Model-agnostic design: The same pipeline seamlessly accommodates different encoders and delivers consistent performance across all tested models.

Limitations & Future Work¶

Detection quality is directly dependent on the encoder's embedding quality; for LLMs of different scales or architectures, the semantic structure of the embedding space may vary considerably.
Validation is currently limited to the email-format LLMail-Inject dataset; generalization to other input formats such as chat, code, and documents remains unknown.
Adversarial attacks that deliberately manipulate inputs at the embedding level may circumvent ZEDD's drift detection.
The authors explicitly position ZEDD as a "lightweight first line of defense," acknowledging that it may be insufficient against all attacks when used in isolation.
The method requires pre-constructed clean prompt pairs; automatically generating such pairs in practical deployment presents an engineering challenge.

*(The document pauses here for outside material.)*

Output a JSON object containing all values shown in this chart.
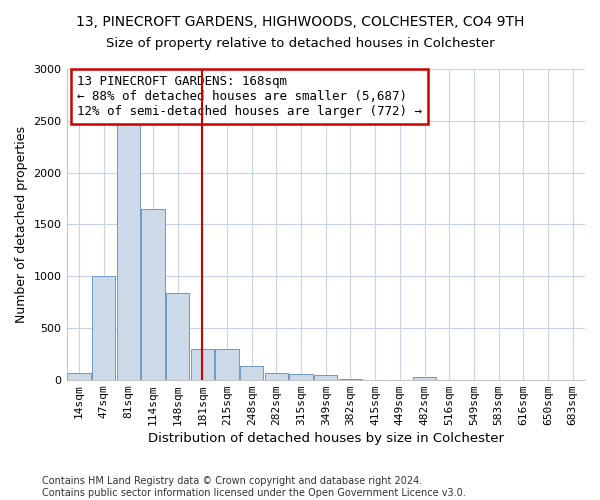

Compared to the embedding classifier approach of Ayub & Majumdar, ZEDD achieves better separation by fine-tuning the embedding space itself rather than applying traditional classifiers on top of it.
In contrast to heavier detection methods that require auxiliary large models for inference, ZEDD's computational overhead is negligible.
Insight: The concept of embedding drift can be extended to detect other forms of input manipulation, such as data poisoning and out-of-distribution detection.

Rating¶

Novelty: ⭐⭐⭐ The embedding drift idea is intuitively clear but not entirely novel; the GMM/KDE thresholding design is a clever contribution.
Experimental Thoroughness: ⭐⭐⭐⭐ Four encoder models × five attack categories, with confidence intervals and ablation studies, though evaluation is limited to a single dataset.
Writing Quality: ⭐⭐⭐ Generally readable, but organization is somewhat loose and certain details (e.g., the fine-tuning objective function) lack clarity.
Value: ⭐⭐⭐⭐ Provides a low-barrier, easily deployable practical defense layer for LLM security with clear engineering application value.